Exoplanet Guide

Scienceline’s Guide to the Exoplanets: The Cosmic Ray Diamond

PSR J1719-1438 b: Barely clinging onto glimmering traces of life

March 30, 2020
A fake planet with "Scienceline's Guide to Exoplanets" labeled across its equator. Other planets zoom past behind it.
Your favorite planets, and you didn't even know they existed. [Credit: Curtis Segarra | CC BY-NC-ND 2.0]

PSR J1719-1438 b: The Cosmic Ray Diamond
Discovered by: Matthew Bailes, et al
Discovered: 2011
Distance from Earth: ~1200 parsecs (~3900 light-years)
Size: ~4 Earth radii
Mass: ~1 Jupiter mass
Surface climate: Monsoon rains of ionizing radiation
Habitability for humans: Maybe for mutants

When Jocelyn Bell Burnell and Anthony Hewish discovered the first known pulsar in 1967, they were so baffled by what they’d found — a spectacularly strong signal, ticking like clockwork at such a perfect pace — they genuinely thought they might have found proof of aliens.

Pulsars are entirely natural. They can result when massive stars reach the end of their lives and go supernova. While the most massive stars collapse into black holes, their slightly lighter counterparts instead become neutron stars: remnant cores so dense that normal matter collapses into clumps of subatomic particles. Neutron stars with strong magnetic fields become pulsars, shooting twin jets of radiation out in opposing directions, like a celestial lighthouse.

And since pulsars rotate at regular intervals, the spinning of those jets keeps some of the most perfect time we know — even more accurate than atomic clocks. If pulsars have planets that even marginally disrupt that incessant ticking, we can detect them. There’s a handful of known exoplanets that have been discovered around pulsars, and PSR J1719-1438 b is one of them.

PSR J1719-1438 b orbits its host pulsar at just 0.004 AU — less than half a million miles. If it were in our solar system, it would orbit within the Sun’s surface. Furthermore, its pulsar rotates through a full spin every 5.8 milliseconds — meaning that, hundreds of times in each second, PSR J1719-1438 b is bombarded with an ion storm of sterilizing radiation.

If you’re wondering where planets orbiting pulsars actually come from, scientists have several hypotheses. Some pulsar planets might be wandering rogue planets that fell into the pulsar’s orbit; other pulsars have been shown to have rings of dust around them, which could in turn form planets.
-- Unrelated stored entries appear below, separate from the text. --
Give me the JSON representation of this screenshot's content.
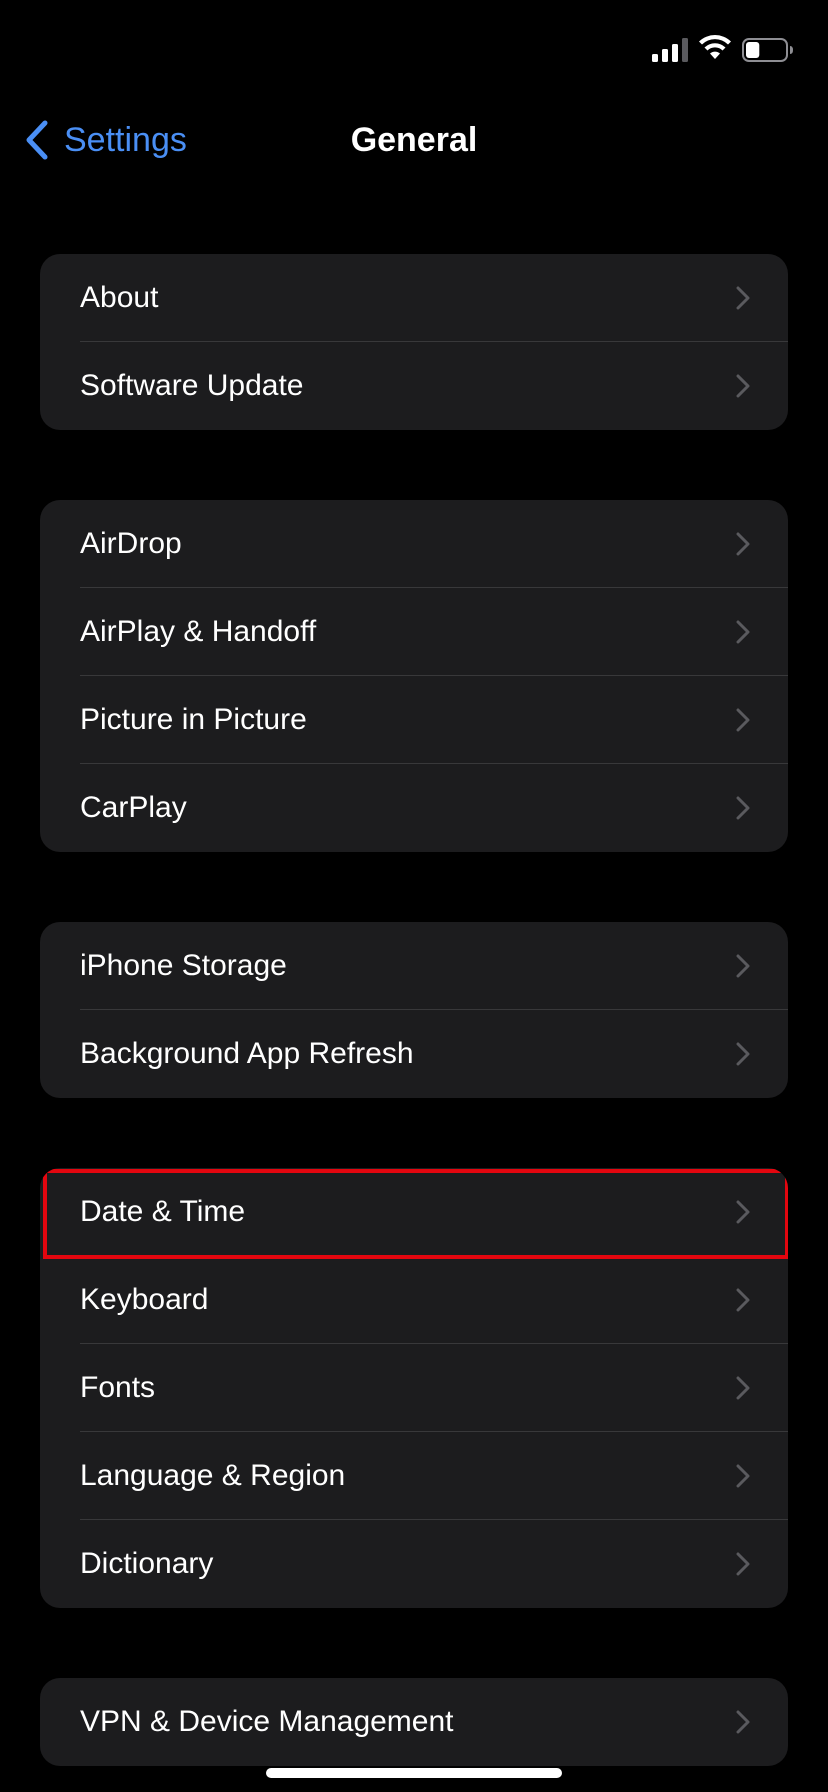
{
  "status_bar": {
    "signal_icon": "cellular-signal-icon",
    "wifi_icon": "wifi-icon",
    "battery_icon": "battery-icon",
    "battery_level": 0.35
  },
  "nav": {
    "back_label": "Settings",
    "title": "General"
  },
  "colors": {
    "background": "#000000",
    "group_background": "#1c1c1e",
    "accent": "#4a8ff5",
    "divider": "#38383a",
    "chevron": "#5a5a5e",
    "highlight": "#e3060f"
  },
  "groups": [
    {
      "items": [
        {
          "label": "About"
        },
        {
          "label": "Software Update"
        }
      ]
    },
    {
      "items": [
        {
          "label": "AirDrop"
        },
        {
          "label": "AirPlay & Handoff"
        },
        {
          "label": "Picture in Picture"
        },
        {
          "label": "CarPlay"
        }
      ]
    },
    {
      "items": [
        {
          "label": "iPhone Storage"
        },
        {
          "label": "Background App Refresh"
        }
      ]
    },
    {
      "items": [
        {
          "label": "Date & Time",
          "highlighted": true
        },
        {
          "label": "Keyboard"
        },
        {
          "label": "Fonts"
        },
        {
          "label": "Language & Region"
        },
        {
          "label": "Dictionary"
        }
      ]
    },
    {
      "items": [
        {
          "label": "VPN & Device Management"
        }
      ]
    }
  ]
}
PSR J1719-1438 b may have formed through a third method. Scientists believe it was once a star in its own right, perhaps a binary partner, a companion in the same system. But when its main star went supernova, PSR J1719-1438 b’s outer layers were blasted away. Therefore, the PSR J1719-1438 b we’re seeing now is a remnant core that’s been left behind, still caught around its main star.

Scientists also believe that PSR J1719-1438 b has oxygen at its surface. That’s where any similarity to Earth — or, for that matter, any planet in our solar system — ends. Underneath, the planet is very dense: the mass of Jupiter, squished down to a world not much larger than Earth. The high density suggests that the planet lacks the hydrogen and helium found in most gas giants.

Instead, it’s likely that the oxygen gives way to carbon as you go deeper into the planet and the high pressures and extreme environment mean that the carbon has crystallized, forming something like diamond.

If you’re expecting to outfit an expedition to go mine this planet and get rich, however, remember what it is you’re actually coming within less than half a million miles of, and kindly rethink your plans.